The Tallest Man On Earth – There’s No Leaving Now
Record Label: Gravitation / Dead Oceans
Release Date: June 11th, 2012
I have a lot of stories about how I got into certain bands, but I really don’t have a long anecdote for how I got into Swedish folk band The Tallest Man On Earth. Basically, I was in a local Best Buy store last week, and saw this record at the front of one of the CD aisles, and was really curious about it, because I had heard of this band for so long, but never listened to them. In other words, I bought the band’s new record There’s No Leaving Now without even listening to them. I’m glad I bought this record, because it’s a fantastic record. I can see why people were buzzing about this band and record last year when it was released, because it’s an amazing piece of work, really. The Tallest Man On Earth is really the brainchild of musician Kristian Matsson, and while I’m just getting into this band, I’m already finding myself more intrigued by this record after each listen. I’m intrigued because it’s really nothing I’ve ever heard before; it’s a very strange mix of country and folk. It’s strange, because it doesn’t seem like those two genres would go together, but they mesh together very well. This is one of the best records I’ve heard in awhile, and I really wish I would’ve checked this out much sooner. Matsson is a wonderful singer and lyricist, and in fact, he played most of the music on here himself, with the exception of a few tracks where he brought in some other musicians. This is a great record for indie/folk fans, and I can definitely sense this band getting even bigger than they are in the next couple years.

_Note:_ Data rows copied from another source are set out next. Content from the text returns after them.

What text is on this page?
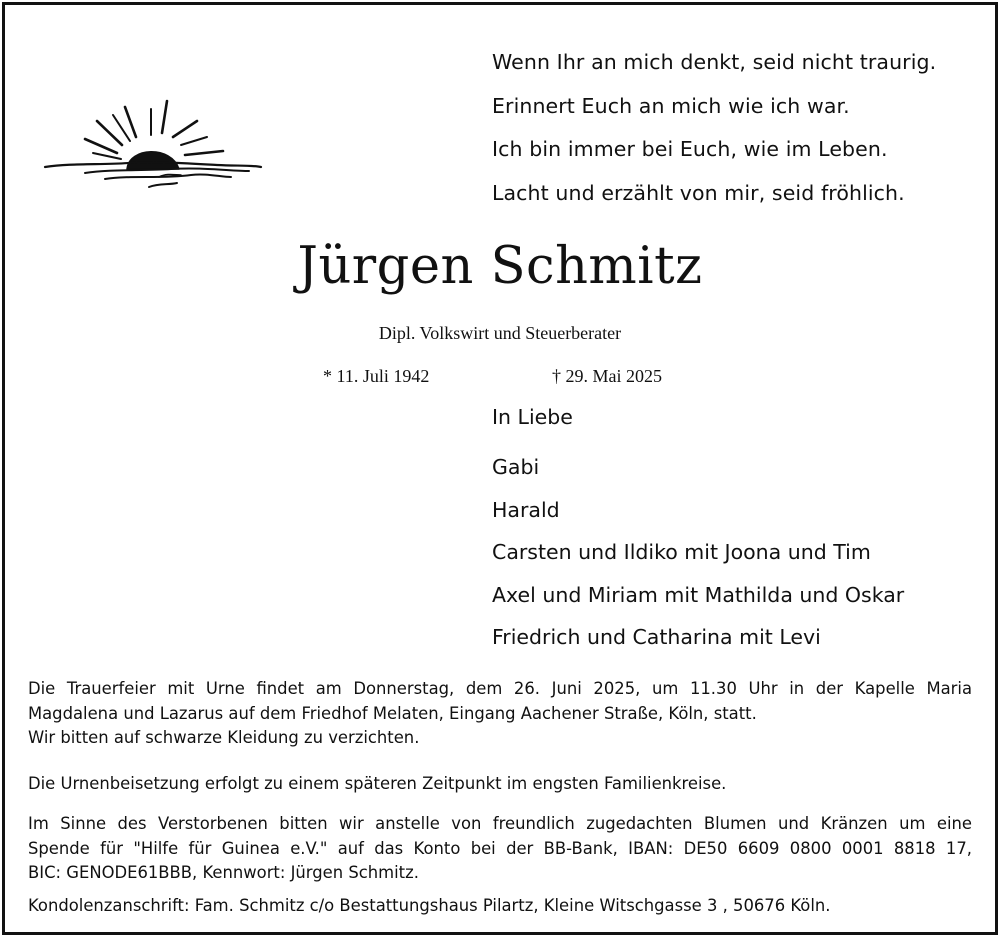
Wenn Ihr an mich denkt, seid nicht traurig.
Erinnert Euch an mich wie ich war.
Ich bin immer bei Euch, wie im Leben.
Lacht und erzählt von mir, seid fröhlich.
Jürgen Schmitz
Dipl. Volkswirt und Steuerberater
* 11. Juli 1942	† 29. Mai 2025
In Liebe
Gabi
Harald
Carsten und Ildiko mit Joona und Tim
Axel und Miriam mit Mathilda und Oskar
Friedrich und Catharina mit Levi
Die Trauerfeier mit Urne findet am Donnerstag, dem 26. Juni 2025, um 11.30 Uhr in der Kapelle Maria
Magdalena und Lazarus auf dem Friedhof Melaten, Eingang Aachener Straße, Köln, statt.
Wir bitten auf schwarze Kleidung zu verzichten.
Die Urnenbeisetzung erfolgt zu einem späteren Zeitpunkt im engsten Familienkreise.
Im Sinne des Verstorbenen bitten wir anstelle von freundlich zugedachten Blumen und Kränzen um eine
Spende für "Hilfe für Guinea e.V." auf das Konto bei der BB-Bank, IBAN: DE50 6609 0800 0001 8818 17,
BIC: GENODE61BBB, Kennwort: Jürgen Schmitz.
Kondolenzanschrift: Fam. Schmitz c/o Bestattungshaus Pilartz, Kleine Witschgasse 3 , 50676 Köln.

The record begins with “To Just Grow Away,” and immediately, this song sets the stage of the whole record; it starts off with a very slow acoustic guitar riff, and Matsson’s voice comes in a few seconds later. I love his voice on this entire record, because it has a very “retro-like” quality to it. I don’t know if he recorded it like that on purpose, or that’s how his voice actually sounds, but either way, I love it. Lyrically, this is also a very interesting song, too; in fact, the whole record has very interesting lyrics. While I’m listening to this song, though, I really get a Bon Iver vibe from this band. For those of you who were living under a rock during the beginning of 2012, Bon Iver (who is the brainchild of Wisconsin native Justin Vernon) released his sophomore record Bon Iver, Bon Iver to very positive reviews, and I’ve actually listened to this record before. Of course, this band doesn’t sound completely like Bon Iver, and the main thing that separates them is that The Tallest Man On Earth has a vaguely country vibe to their sound, and it’s really interesting, to be honest. This is nice opening track, because it keeps rather slow, but does show off their sound in a nice way. Second track “Revelation Blues” is a much more folksy track, and it continues the sound that “To Just Grow Away” started, with a faster tempo. This is one of the poppiest tracks on the record, and aside from country and folk, it does go into some indie-pop territory, too, but not too much. One of my favorite tracks is fourth track “1904.” This is what I mean by that indie-pop element, because it’s certainly here on this track. I also love the lyrics on this track, too; Matsson’s lyrics are definitely indie-rock/folk gold, to say the least. This is a song that Matsson could break out into the mainstream with, I’m sure.
As the record goes on, the one problem I have with it is that each song does sound quite similar, except for a few, of course. I mentioned “1904,” and next track “Bright Lanterns” is another standout track. This is one song that showcases Matsson’s country sound, too. The guitars have that “twang” sound to some degree, so while it’s not a very obvious sound, the element is there, to say the least. The title track is another standout track, too, because it features a piano riff that acts as the backbone of the track. This track really shows off Matsson’s voice, too; he reminds me of vocalists like Andy Hull, Kevin Devine, and Justin Vernon. He’s surely got the voice for folk/indie. The rest of the record is fantastic as well, but doesn’t quite do much for me, aside from the last track, “On Every Page.” I mean, they’re great tracks, but that track is a nice closing track. It’s just that this record seems to fall victim to a plague that I’ve noticed with a lot of records; the whole record is very solid, but there are those few songs that stand out more than the rest, and those songs are absolutely great, and make the rest of the songs just fall short in comparison. That’s not to say they’re bad songs, but just are overshadowed by the standout tracks. As for closing track “On Every Page,” it really is a nice closing track; it’s a very somber track, but it does the album justice, in all honesty. Overall, this is a great album, especially if you’re into indie/folk. I’ve noticed that the genres have been making a comeback in the mainstream, so hopefully, this band can get the success that they deserve, too.